The UT Health San Antonio Long School of Medicine said in an emailed statement that the school wouldn’t be participating in the HHS initiative, and that they were awaiting guidance from the state’s nutrition advisory committee to make adjustments to their curriculum, if needed.

The push for nutrition education also predates MAHA. Health professionals and lawmakers on both sides of the aisle have been looking to get more nutrition education in medical schools for several decades

Poor diets filled with excess sugar, ultraprocessed foods and lacking whole grains, fruits, vegetables and healthy fats have long been recognized as a major driver of chronic disease and early death in the U.S., especially cardiovascular disease, type 2 diabetes, hypertension and obesity. 

In South Texas and Bexar County, chronic disease burdens are especially high, with obesity and diabetes standing out as major disparities. Limited access to affordable healthy food disproportionately affects Black and Hispanic residents, according to data from the 2025 University Health Community Health Needs Assessment.

Nutrition education in South Texas

Before joining UIW’s School of Osteopathic Medicine and steering the direction of their nutrition curriculum, Dr. Robert Slater studied diet interventions for residents experiencing food insecurity and chronic disease in the Lower Rio Grande Valley. 

The factors behind high rates of chronic disease in South Texas are complicated and intertwined with longstanding social inequities, Slater said. Diet, though still a challenge, is the lower hanging fruit.

“Nutrition education seemed to be out of anything … relatively easier to address,” Slater said. “Environment, socioeconomic status, access — certainly important, but it seemed like nutrition education might be something that could be modified [more easily].”

Because osteopathic schools generally focus more on primary care, family medicine, internal medicine and pediatrics, Slater was able to make nutrition a staple of the school curriculum instead of an afterthought. 

Students already get close to the 40-hour minimum in their first two years in training, Slater said, when students spend the most time in the classroom before doing clinical rotations in their final years of schooling. 

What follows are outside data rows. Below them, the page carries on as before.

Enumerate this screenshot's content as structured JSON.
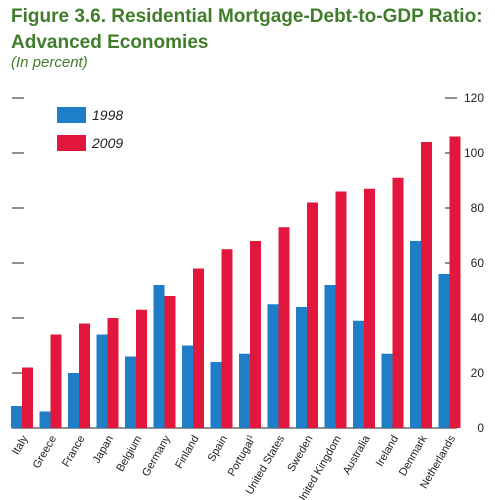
{
  "chart_data": {
    "type": "bar",
    "title": "Figure 3.6. Residential Mortgage-Debt-to-GDP Ratio: Advanced Economies",
    "subtitle": "(In percent)",
    "categories": [
      "Italy",
      "Greece",
      "France",
      "Japan",
      "Belgium",
      "Germany",
      "Finland",
      "Spain",
      "Portugal",
      "United States",
      "Sweden",
      "United Kingdom",
      "Australia",
      "Ireland",
      "Denmark",
      "Netherlands"
    ],
    "category_superscripts": {
      "Portugal": "1"
    },
    "series": [
      {
        "name": "1998",
        "color": "#1e7ec8",
        "values": [
          8,
          6,
          20,
          34,
          26,
          52,
          30,
          24,
          27,
          45,
          44,
          52,
          39,
          27,
          68,
          56
        ]
      },
      {
        "name": "2009",
        "color": "#e3173e",
        "values": [
          22,
          34,
          38,
          40,
          43,
          48,
          58,
          65,
          68,
          73,
          82,
          86,
          87,
          91,
          104,
          106
        ]
      }
    ],
    "ylim": [
      0,
      120
    ],
    "yticks": [
      0,
      20,
      40,
      60,
      80,
      100,
      120
    ],
    "ytick_labels": [
      "0",
      "20",
      "40",
      "60",
      "80",
      "100",
      "120"
    ],
    "grid": false,
    "legend_position": "top-left"
  }
}
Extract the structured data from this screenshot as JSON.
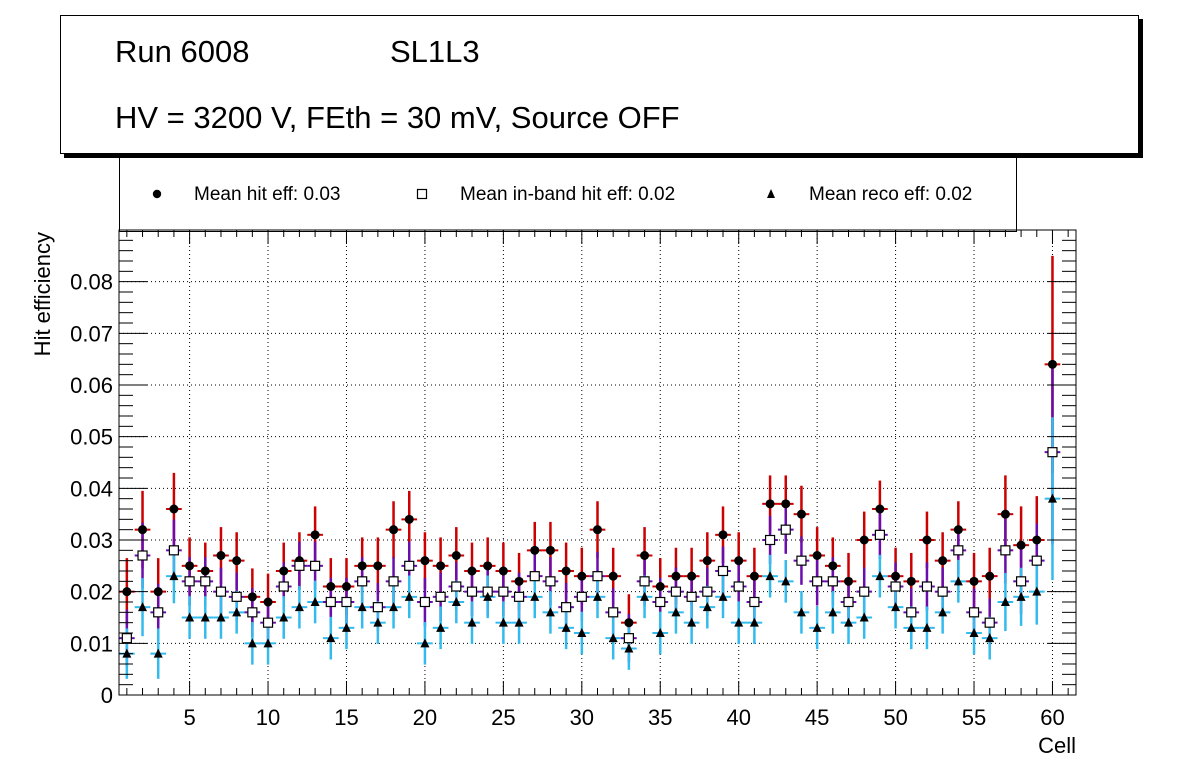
{
  "title": {
    "run_label": "Run 6008",
    "layer_label": "SL1L3",
    "conditions": "HV = 3200 V, FEth = 30 mV, Source OFF"
  },
  "legend": {
    "hit": "Mean hit  eff: 0.03",
    "inband": "Mean in-band hit eff: 0.02",
    "reco": "Mean reco eff: 0.02"
  },
  "colors": {
    "hit_error": "#cc0000",
    "inband_error": "#6a0dad",
    "reco_error": "#33bbee",
    "grid": "#000000"
  },
  "chart_data": {
    "type": "scatter",
    "xlabel": "Cell",
    "ylabel": "Hit efficiency",
    "xlim": [
      0.5,
      61.5
    ],
    "ylim": [
      0,
      0.09
    ],
    "xticks": [
      5,
      10,
      15,
      20,
      25,
      30,
      35,
      40,
      45,
      50,
      55,
      60
    ],
    "yticks": [
      0,
      0.01,
      0.02,
      0.03,
      0.04,
      0.05,
      0.06,
      0.07,
      0.08
    ],
    "grid": true,
    "cells": [
      1,
      2,
      3,
      4,
      5,
      6,
      7,
      8,
      9,
      10,
      11,
      12,
      13,
      14,
      15,
      16,
      17,
      18,
      19,
      20,
      21,
      22,
      23,
      24,
      25,
      26,
      27,
      28,
      29,
      30,
      31,
      32,
      33,
      34,
      35,
      36,
      37,
      38,
      39,
      40,
      41,
      42,
      43,
      44,
      45,
      46,
      47,
      48,
      49,
      50,
      51,
      52,
      53,
      54,
      55,
      56,
      57,
      58,
      59,
      60
    ],
    "series": [
      {
        "name": "Mean hit eff",
        "marker": "circle",
        "values": [
          0.02,
          0.032,
          0.02,
          0.036,
          0.025,
          0.024,
          0.027,
          0.026,
          0.019,
          0.018,
          0.024,
          0.026,
          0.031,
          0.021,
          0.021,
          0.025,
          0.025,
          0.032,
          0.034,
          0.026,
          0.025,
          0.027,
          0.024,
          0.025,
          0.024,
          0.022,
          0.028,
          0.028,
          0.024,
          0.023,
          0.032,
          0.023,
          0.014,
          0.027,
          0.021,
          0.023,
          0.023,
          0.026,
          0.031,
          0.026,
          0.023,
          0.037,
          0.037,
          0.035,
          0.027,
          0.025,
          0.022,
          0.03,
          0.036,
          0.023,
          0.022,
          0.03,
          0.026,
          0.032,
          0.022,
          0.023,
          0.035,
          0.029,
          0.03,
          0.064
        ],
        "errors": [
          0.0065,
          0.0075,
          0.0065,
          0.007,
          0.0055,
          0.0055,
          0.0055,
          0.0055,
          0.0055,
          0.0055,
          0.0055,
          0.0055,
          0.0055,
          0.0055,
          0.0055,
          0.0055,
          0.0055,
          0.0055,
          0.0055,
          0.0055,
          0.0055,
          0.0055,
          0.0055,
          0.0055,
          0.0055,
          0.0055,
          0.0055,
          0.0055,
          0.0055,
          0.0055,
          0.0055,
          0.0055,
          0.0055,
          0.0055,
          0.0055,
          0.0055,
          0.0055,
          0.0055,
          0.0055,
          0.0055,
          0.0055,
          0.0055,
          0.0055,
          0.0055,
          0.0055,
          0.0055,
          0.0055,
          0.0055,
          0.0055,
          0.0055,
          0.0055,
          0.0055,
          0.0055,
          0.0055,
          0.0055,
          0.0055,
          0.0075,
          0.0075,
          0.0085,
          0.021
        ]
      },
      {
        "name": "Mean in-band hit eff",
        "marker": "square",
        "values": [
          0.011,
          0.027,
          0.016,
          0.028,
          0.022,
          0.022,
          0.02,
          0.019,
          0.016,
          0.014,
          0.021,
          0.025,
          0.025,
          0.018,
          0.018,
          0.022,
          0.017,
          0.022,
          0.025,
          0.018,
          0.019,
          0.021,
          0.02,
          0.02,
          0.02,
          0.019,
          0.023,
          0.022,
          0.017,
          0.019,
          0.023,
          0.016,
          0.011,
          0.022,
          0.018,
          0.02,
          0.019,
          0.02,
          0.024,
          0.021,
          0.018,
          0.03,
          0.032,
          0.026,
          0.022,
          0.022,
          0.018,
          0.02,
          0.031,
          0.021,
          0.016,
          0.021,
          0.02,
          0.028,
          0.016,
          0.014,
          0.028,
          0.022,
          0.026,
          0.047
        ]
      },
      {
        "name": "Mean reco eff",
        "marker": "triangle",
        "values": [
          0.008,
          0.017,
          0.008,
          0.023,
          0.015,
          0.015,
          0.015,
          0.016,
          0.01,
          0.01,
          0.015,
          0.017,
          0.018,
          0.011,
          0.013,
          0.017,
          0.014,
          0.017,
          0.019,
          0.01,
          0.013,
          0.018,
          0.014,
          0.019,
          0.014,
          0.014,
          0.019,
          0.016,
          0.013,
          0.012,
          0.019,
          0.011,
          0.009,
          0.019,
          0.012,
          0.016,
          0.014,
          0.017,
          0.019,
          0.014,
          0.014,
          0.023,
          0.022,
          0.016,
          0.013,
          0.016,
          0.014,
          0.015,
          0.023,
          0.017,
          0.013,
          0.013,
          0.016,
          0.022,
          0.012,
          0.011,
          0.018,
          0.019,
          0.02,
          0.038
        ]
      }
    ]
  }
}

The nutrition curriculum starts with the basics, understanding macronutrients, differences between healthy and not-so-healthy fats, metabolism, vitamins and nutrients, the gut microbiome. From there students will also learn more clinical applications, like understanding and communicating with patients to understand where they are and what makes sense for them. 

Cultural competency is especially important in San Antonio and South Texas, Pham said, an area of their nutrition curriculum the school is aiming to develop more. 

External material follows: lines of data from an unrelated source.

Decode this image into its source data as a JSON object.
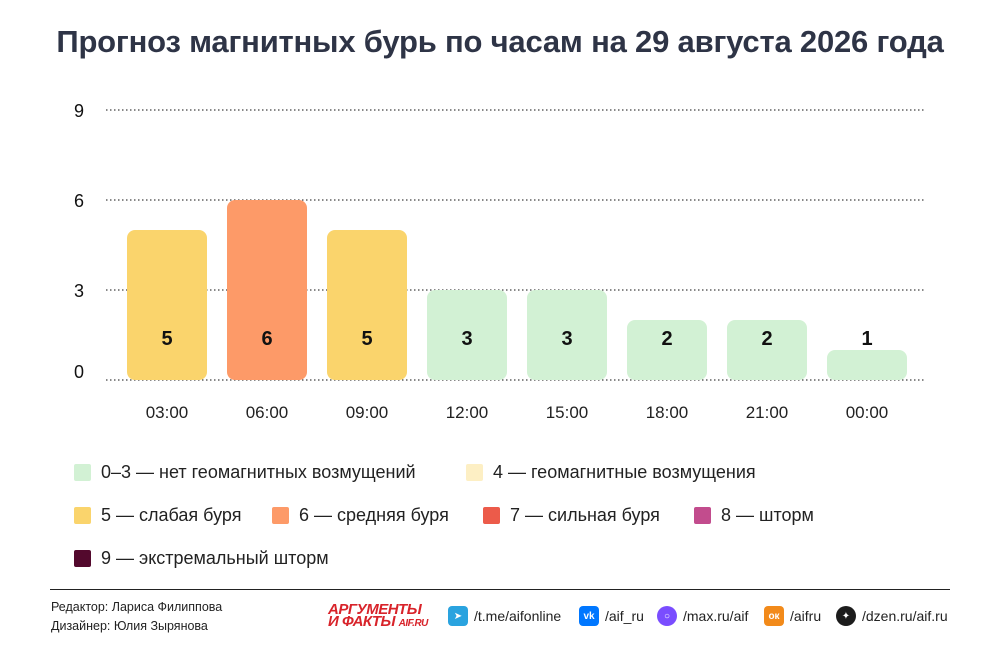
{
  "title": "Прогноз магнитных бурь по часам на 29 августа 2026 года",
  "chart_data": {
    "type": "bar",
    "title": "Прогноз магнитных бурь по часам на 29 августа 2026 года",
    "categories": [
      "03:00",
      "06:00",
      "09:00",
      "12:00",
      "15:00",
      "18:00",
      "21:00",
      "00:00"
    ],
    "values": [
      5,
      6,
      5,
      3,
      3,
      2,
      2,
      1
    ],
    "ylim": [
      0,
      9
    ],
    "yticks": [
      0,
      3,
      6,
      9
    ],
    "grid": "dotted horizontal",
    "legend_placement": "bottom",
    "bar_colors": [
      "#fad46c",
      "#fd9a68",
      "#fad46c",
      "#d2f1d4",
      "#d2f1d4",
      "#d2f1d4",
      "#d2f1d4",
      "#d2f1d4"
    ]
  },
  "legend": [
    {
      "label": "0–3 — нет геомагнитных возмущений",
      "color": "#d2f1d4"
    },
    {
      "label": "4 — геомагнитные возмущения",
      "color": "#fdefc4"
    },
    {
      "label": "5 — слабая буря",
      "color": "#fad46c"
    },
    {
      "label": "6 — средняя буря",
      "color": "#fd9a68"
    },
    {
      "label": "7 — сильная буря",
      "color": "#ec5b4a"
    },
    {
      "label": "8 — шторм",
      "color": "#c24c8d"
    },
    {
      "label": "9 — экстремальный шторм",
      "color": "#53092d"
    }
  ],
  "footer": {
    "editor": "Редактор: Лариса Филиппова",
    "designer": "Дизайнер: Юлия Зырянова",
    "logo_line1": "АРГУМЕНТЫ",
    "logo_line2": "И ФАКТЫ",
    "logo_domain": "AIF.RU",
    "social": [
      {
        "icon": "telegram-icon",
        "label": "/t.me/aifonline",
        "color": "#2aa3df"
      },
      {
        "icon": "vk-icon",
        "label": "/aif_ru",
        "color": "#0077ff"
      },
      {
        "icon": "max-icon",
        "label": "/max.ru/aif",
        "color": "#7a4dff"
      },
      {
        "icon": "odnoklassniki-icon",
        "label": "/aifru",
        "color": "#f28a1a"
      },
      {
        "icon": "dzen-icon",
        "label": "/dzen.ru/aif.ru",
        "color": "#1c1c1c"
      }
    ]
  }
}
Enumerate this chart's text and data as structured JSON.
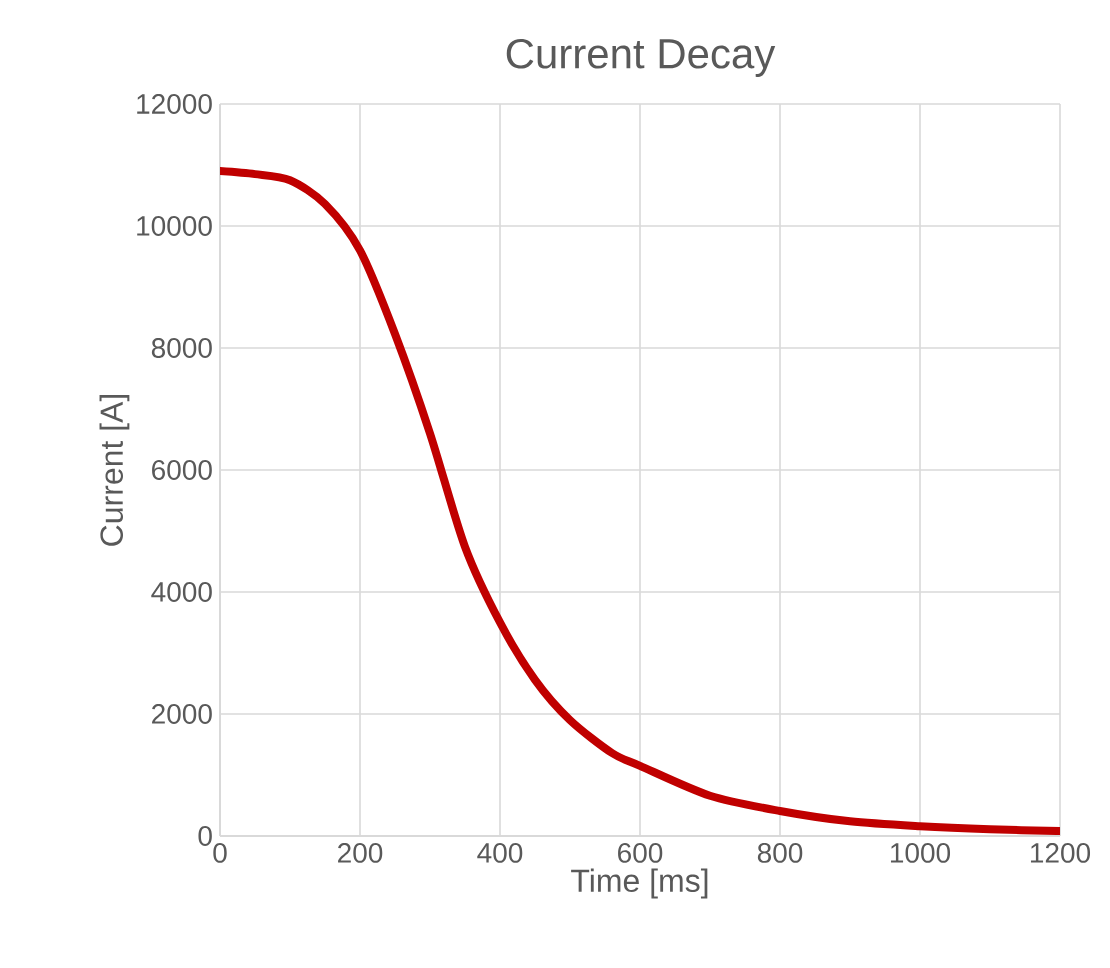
{
  "chart_data": {
    "type": "line",
    "title": "Current Decay",
    "xlabel": "Time [ms]",
    "ylabel": "Current [A]",
    "series": [
      {
        "color": "#c00000",
        "x": [
          0,
          50,
          100,
          150,
          200,
          250,
          300,
          350,
          400,
          450,
          500,
          560,
          600,
          700,
          800,
          900,
          1000,
          1100,
          1200
        ],
        "values": [
          10900,
          10850,
          10750,
          10360,
          9600,
          8230,
          6600,
          4740,
          3500,
          2560,
          1900,
          1360,
          1150,
          660,
          410,
          240,
          160,
          110,
          80
        ]
      }
    ],
    "xlim": [
      0,
      1200
    ],
    "xticks": [
      0,
      200,
      400,
      600,
      800,
      1000,
      1200
    ],
    "ylim": [
      0,
      12000
    ],
    "yticks": [
      0,
      2000,
      4000,
      6000,
      8000,
      10000,
      12000
    ],
    "grid": true,
    "line_style": "solid",
    "marker": "none"
  }
}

Simply recommending that patients eat a Mediterranean-style diet, higher in healthy fats, whole grains and vegetables, is not going to move the needle in San Antonio, where 65% of residents are Hispanic.

“Students are always teasing about the Mediterranean diet. They joke about it,” Pham said. “America’s a melting pot. You cannot think your one way. That’s insulting to the culture.”

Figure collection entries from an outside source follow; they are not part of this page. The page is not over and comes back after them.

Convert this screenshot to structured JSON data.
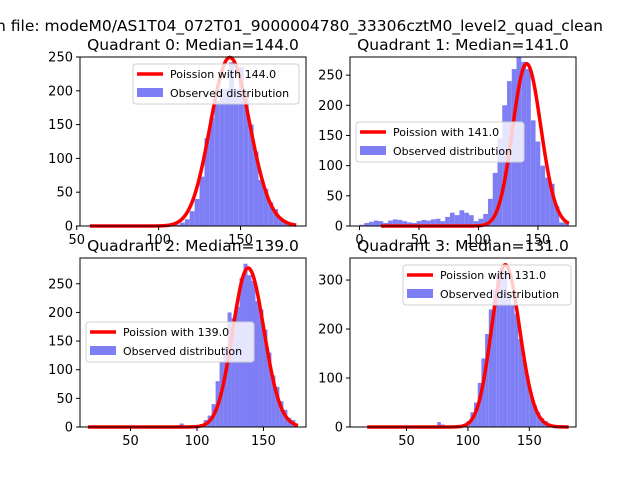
{
  "suptitle": "n file: modeM0/AS1T04_072T01_9000004780_33306cztM0_level2_quad_clean",
  "colors": {
    "hist": "#7f7ff5",
    "curve": "#ff0000",
    "axis": "#000000",
    "legend_bg": "#ffffff"
  },
  "chart_data": [
    {
      "type": "bar",
      "title": "Quadrant 0: Median=144.0",
      "median": 144.0,
      "xlim": [
        52,
        190
      ],
      "ylim": [
        0,
        250
      ],
      "xticks": [
        50,
        100,
        150
      ],
      "yticks": [
        0,
        50,
        100,
        150,
        200,
        250
      ],
      "legend": {
        "position": "top-right",
        "curve": "Poission with 144.0",
        "hist": "Observed distribution"
      },
      "poisson_scale": 7500,
      "hist_bins": [
        [
          110,
          2
        ],
        [
          113,
          5
        ],
        [
          116,
          10
        ],
        [
          119,
          22
        ],
        [
          122,
          40
        ],
        [
          125,
          73
        ],
        [
          128,
          130
        ],
        [
          131,
          160
        ],
        [
          134,
          185
        ],
        [
          137,
          203
        ],
        [
          140,
          203
        ],
        [
          143,
          242
        ],
        [
          146,
          202
        ],
        [
          149,
          235
        ],
        [
          152,
          198
        ],
        [
          155,
          150
        ],
        [
          158,
          110
        ],
        [
          161,
          68
        ],
        [
          164,
          55
        ],
        [
          167,
          35
        ],
        [
          170,
          25
        ],
        [
          173,
          12
        ],
        [
          176,
          5
        ],
        [
          179,
          2
        ]
      ]
    },
    {
      "type": "bar",
      "title": "Quadrant 1: Median=141.0",
      "median": 141.0,
      "xlim": [
        -8,
        182
      ],
      "ylim": [
        0,
        280
      ],
      "xticks": [
        0,
        50,
        100,
        150
      ],
      "yticks": [
        0,
        50,
        100,
        150,
        200,
        250
      ],
      "legend": {
        "position": "center-right",
        "curve": "Poission with 141.0",
        "hist": "Observed distribution"
      },
      "poisson_scale": 8000,
      "hist_bins": [
        [
          0,
          2
        ],
        [
          4,
          5
        ],
        [
          8,
          7
        ],
        [
          12,
          9
        ],
        [
          16,
          8
        ],
        [
          20,
          5
        ],
        [
          24,
          9
        ],
        [
          28,
          11
        ],
        [
          32,
          10
        ],
        [
          36,
          8
        ],
        [
          40,
          6
        ],
        [
          44,
          5
        ],
        [
          48,
          8
        ],
        [
          52,
          10
        ],
        [
          56,
          9
        ],
        [
          60,
          11
        ],
        [
          64,
          12
        ],
        [
          68,
          8
        ],
        [
          72,
          15
        ],
        [
          76,
          22
        ],
        [
          80,
          18
        ],
        [
          84,
          26
        ],
        [
          88,
          22
        ],
        [
          92,
          18
        ],
        [
          96,
          8
        ],
        [
          100,
          12
        ],
        [
          104,
          20
        ],
        [
          108,
          45
        ],
        [
          112,
          88
        ],
        [
          116,
          145
        ],
        [
          120,
          200
        ],
        [
          124,
          240
        ],
        [
          128,
          260
        ],
        [
          132,
          280
        ],
        [
          136,
          272
        ],
        [
          140,
          260
        ],
        [
          144,
          175
        ],
        [
          148,
          140
        ],
        [
          152,
          100
        ],
        [
          156,
          80
        ],
        [
          160,
          70
        ],
        [
          164,
          33
        ],
        [
          168,
          6
        ],
        [
          172,
          8
        ]
      ]
    },
    {
      "type": "bar",
      "title": "Quadrant 2: Median=139.0",
      "median": 139.0,
      "xlim": [
        12,
        182
      ],
      "ylim": [
        0,
        295
      ],
      "xticks": [
        50,
        100,
        150
      ],
      "yticks": [
        0,
        50,
        100,
        150,
        200,
        250
      ],
      "legend": {
        "position": "center-left",
        "curve": "Poission with 139.0",
        "hist": "Observed distribution"
      },
      "poisson_scale": 8200,
      "hist_bins": [
        [
          84,
          3
        ],
        [
          87,
          6
        ],
        [
          102,
          5
        ],
        [
          105,
          12
        ],
        [
          108,
          20
        ],
        [
          111,
          40
        ],
        [
          114,
          80
        ],
        [
          117,
          115
        ],
        [
          120,
          140
        ],
        [
          123,
          200
        ],
        [
          126,
          190
        ],
        [
          129,
          210
        ],
        [
          132,
          260
        ],
        [
          135,
          285
        ],
        [
          138,
          265
        ],
        [
          141,
          255
        ],
        [
          144,
          220
        ],
        [
          147,
          205
        ],
        [
          150,
          170
        ],
        [
          153,
          130
        ],
        [
          156,
          90
        ],
        [
          159,
          70
        ],
        [
          162,
          45
        ],
        [
          165,
          30
        ],
        [
          168,
          16
        ],
        [
          171,
          12
        ]
      ]
    },
    {
      "type": "bar",
      "title": "Quadrant 3: Median=131.0",
      "median": 131.0,
      "xlim": [
        4,
        188
      ],
      "ylim": [
        0,
        345
      ],
      "xticks": [
        50,
        100,
        150
      ],
      "yticks": [
        0,
        100,
        200,
        300
      ],
      "legend": {
        "position": "top-right",
        "curve": "Poission with 131.0",
        "hist": "Observed distribution"
      },
      "poisson_scale": 9500,
      "hist_bins": [
        [
          75,
          10
        ],
        [
          78,
          5
        ],
        [
          84,
          3
        ],
        [
          93,
          4
        ],
        [
          96,
          6
        ],
        [
          99,
          12
        ],
        [
          102,
          30
        ],
        [
          105,
          50
        ],
        [
          108,
          90
        ],
        [
          111,
          140
        ],
        [
          114,
          190
        ],
        [
          117,
          240
        ],
        [
          120,
          280
        ],
        [
          123,
          310
        ],
        [
          126,
          325
        ],
        [
          129,
          320
        ],
        [
          132,
          270
        ],
        [
          135,
          250
        ],
        [
          138,
          230
        ],
        [
          141,
          180
        ],
        [
          144,
          140
        ],
        [
          147,
          105
        ],
        [
          150,
          70
        ],
        [
          153,
          45
        ],
        [
          156,
          30
        ],
        [
          159,
          18
        ],
        [
          162,
          12
        ],
        [
          165,
          6
        ],
        [
          168,
          4
        ]
      ]
    }
  ]
}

Instead, Slater explained, the goal is to advise moderation, as well as replacing certain foods with healthier alternatives — picking whole grain tortillas or brown rice over white, for example. He added that Latin American cuisine is also rich in plenty of healthy foods, beans, avocado and plenty of fruits and vegetables, for example.

Faculty at UIW’s osteopathic school are still evaluating how many total hours students are currently getting in nutrition education and where the curriculum has room to grow, especially for students in their third and fourth years. 

HHS won’t dictate the curriculum itself, just competency metrics for medical students to achieve, based on consensus guidelines published in JAMA.

A formal announcement from HHS of the second cohort of schools, which includes UIW’s School of Osteopathic Medicine, is forthcoming, Pham said.

Participating schools are required to hit the 40-hour minimum or competency equivalent starting in the fall.

“I’m really optimistic,” Slater said. “I think it’d be quite approachable for us to get to 100 hours within the next couple of years. There’s quite a bit of room for expansion.”